Libertés fondamentales - droits de l'homme

Question de la conformité du droit de visite et d’hébergement du parent d’intention au droit international et européen des droits de l’homme

Chaque mois, retrouvez le commentaire d’une décision de justice issue de l’actualité jurisprudentielle.

Ce mois-ci, Dalloz Actu Étudiant vous propose de commenter l’arrêt Civ. 1re, 24 juin 2020, n° 19-15.198.

 

Travail préparatoire

Rappel de méthodologie

Un commentaire d’arrêt est un exercice qui comprend deux temps : l’explication de l’arrêt et son appréciation.

En d’autres termes, il faut, en premier lieu, expliquer le sens de l’arrêt. Ce qui suppose d’abord de le lire très attentivement, pour bien le comprendre. Ensuite, et c’est un temps essentiel de votre commentaire, il vous faut identifier la question que l’arrêt à commenter a résolue. En outre, il vous faut détecter la ou les règles de droit qui fondent la décision qui vous est soumise. Enfin, il vous faut faire un exercice de mémoire (si vous composez votre commentaire dans le cadre d’un examen) ou de recherche (si vous composez librement votre commentaire), non seulement pour découvrir le thème général dans lequel s’inscrit l’arrêt à commenter, mais encore pour trouver des éléments bibliographiques qui vous permettront de mieux comprendre l’arrêt que vous devez commentez et donc de mieux l’expliquer.

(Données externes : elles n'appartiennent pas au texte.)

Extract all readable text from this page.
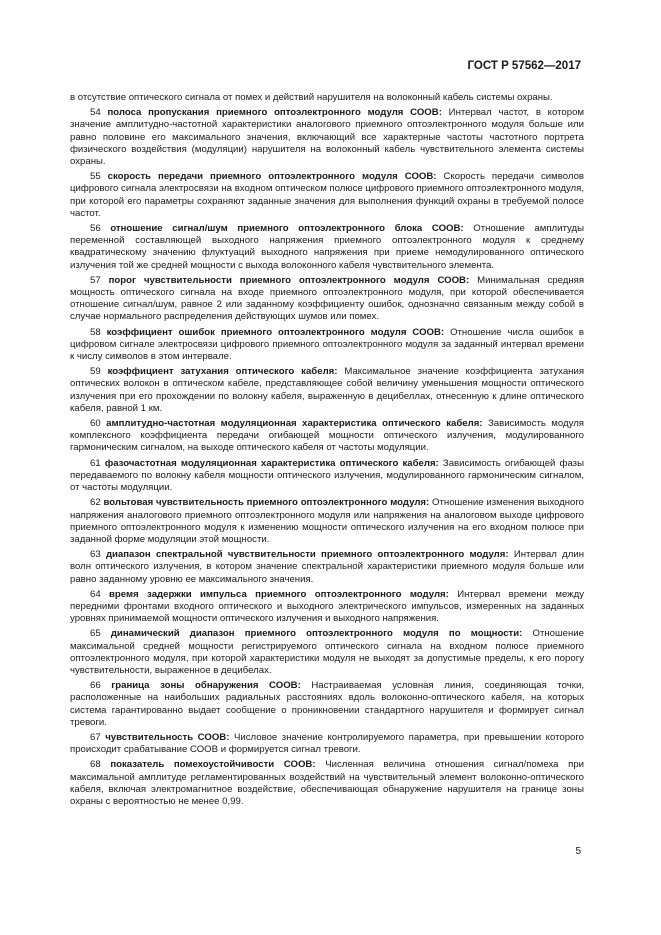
ГОСТ Р 57562—2017

в отсутствие оптического сигнала от помех и действий нарушителя на волоконный кабель системы охраны.

54 полоса пропускания приемного оптоэлектронного модуля СООВ: Интервал частот, в котором значение амплитудно-частотной характеристики аналогового приемного оптоэлектронного модуля больше или равно половине его максимального значения, включающий все характерные частоты частотного портрета физического воздействия (модуляции) нарушителя на волоконный кабель чувствительного элемента системы охраны.

55 скорость передачи приемного оптоэлектронного модуля СООВ: Скорость передачи символов цифрового сигнала электросвязи на входном оптическом полюсе цифрового приемного оптоэлектронного модуля, при которой его параметры сохраняют заданные значения для выполнения функций охраны в требуемой полосе частот.

56 отношение сигнал/шум приемного оптоэлектронного блока СООВ: Отношение амплитуды переменной составляющей выходного напряжения приемного оптоэлектронного модуля к среднему квадратическому значению флуктуаций выходного напряжения при приеме немодулированного оптического излучения той же средней мощности с выхода волоконного кабеля чувствительного элемента.

57 порог чувствительности приемного оптоэлектронного модуля СООВ: Минимальная средняя мощность оптического сигнала на входе приемного оптоэлектронного модуля, при которой обеспечивается отношение сигнал/шум, равное 2 или заданному коэффициенту ошибок, однозначно связанным между собой в случае нормального распределения действующих шумов или помех.

58 коэффициент ошибок приемного оптоэлектронного модуля СООВ: Отношение числа ошибок в цифровом сигнале электросвязи цифрового приемного оптоэлектронного модуля за заданный интервал времени к числу символов в этом интервале.

59 коэффициент затухания оптического кабеля: Максимальное значение коэффициента затухания оптических волокон в оптическом кабеле, представляющее собой величину уменьшения мощности оптического излучения при его прохождении по волокну кабеля, выраженную в децибеллах, отнесенную к длине оптического кабеля, равной 1 км.

60 амплитудно-частотная модуляционная характеристика оптического кабеля: Зависимость модуля комплексного коэффициента передачи огибающей мощности оптического излучения, модулированного гармоническим сигналом, на выходе оптического кабеля от частоты модуляции.

61 фазочастотная модуляционная характеристика оптического кабеля: Зависимость огибающей фазы передаваемого по волокну кабеля мощности оптического излучения, модулированного гармоническим сигналом, от частоты модуляции.

62 вольтовая чувствительность приемного оптоэлектронного модуля: Отношение изменения выходного напряжения аналогового приемного оптоэлектронного модуля или напряжения на аналоговом выходе цифрового приемного оптоэлектронного модуля к изменению мощности оптического излучения на его входном полюсе при заданной форме модуляции этой мощности.

63 диапазон спектральной чувствительности приемного оптоэлектронного модуля: Интервал длин волн оптического излучения, в котором значение спектральной характеристики приемного модуля больше или равно заданному уровню ее максимального значения.

64 время задержки импульса приемного оптоэлектронного модуля: Интервал времени между передними фронтами входного оптического и выходного электрического импульсов, измеренных на заданных уровнях принимаемой мощности оптического излучения и выходного напряжения.

65 динамический диапазон приемного оптоэлектронного модуля по мощности: Отношение максимальной средней мощности регистрируемого оптического сигнала на входном полюсе приемного оптоэлектронного модуля, при которой характеристики модуля не выходят за допустимые пределы, к его порогу чувствительности, выраженное в децибелах.

66 граница зоны обнаружения СООВ: Настраиваемая условная линия, соединяющая точки, расположенные на наибольших радиальных расстояниях вдоль волоконно-оптического кабеля, на которых система гарантированно выдает сообщение о проникновении стандартного нарушителя и формирует сигнал тревоги.

67 чувствительность СООВ: Числовое значение контролируемого параметра, при превышении которого происходит срабатывание СООВ и формируется сигнал тревоги.

68 показатель помехоустойчивости СООВ: Численная величина отношения сигнал/помеха при максимальной амплитуде регламентированных воздействий на чувствительный элемент волоконно-оптического кабеля, включая электромагнитное воздействие, обеспечивающая обнаружение нарушителя на границе зоны охраны с вероятностью не менее 0,99.

5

En second lieu, après avoir expliqué le sens de l’arrêt et démontrer que vous l’avez compris, vous devez apprécier l’arrêt à commenter, donner une opinion sur la façon dont la Cour de cassation a tranché le litige et répondu à la question de droit, au fond, il vous faut juger les juges, vous prononcer sur la valeur de la décision, ce qui sera d’autant plus simple que vous pourrez la situer dans le temps, c’est-à-dire en déterminer la portée. Dans cette perspective d’appréciation de la valeur de l’arrêt, il vous faut exploiter des éléments bibliographiques qui vous permettront de recueillir les diverses opinions doctrinales qui se sont prononcées sur la question de droit réglée par la Cour de cassation, et de vous prononcer sur la pertinence des diverses thèses en présence à propos de la question de droit, celle que soutenaient les juges du fond, celle du demandeur au pourvoi et puis celle retenue par la Cour de cassation qui sera fatalement peu ou prou une des deux précédentes.

Analyse de l’arrêt

Analyser l’arrêt conduit à s’en tenir à le présenter en vue d’introduire votre commentaire. Voici la démarche à suivre :

– d’abord, il vous faut sélectionner les faits qui seront utiles dans la perspective de votre commentaire ;

– en outre, il convient de qualifier les faits, ce qui revient à les faire entrer dans une catégorie juridique donnée ;

– ensuite, il faut exposer les différentes étapes de la procédure, à savoir la décision des juges du fond, puis le moyen du pourvoi ;

– de plus, il vous faut énoncer la question de droit que l’arrêt a tranchée ;

– enfin, il convient d’exposer la solution que la Cour de cassation a finalement retenue.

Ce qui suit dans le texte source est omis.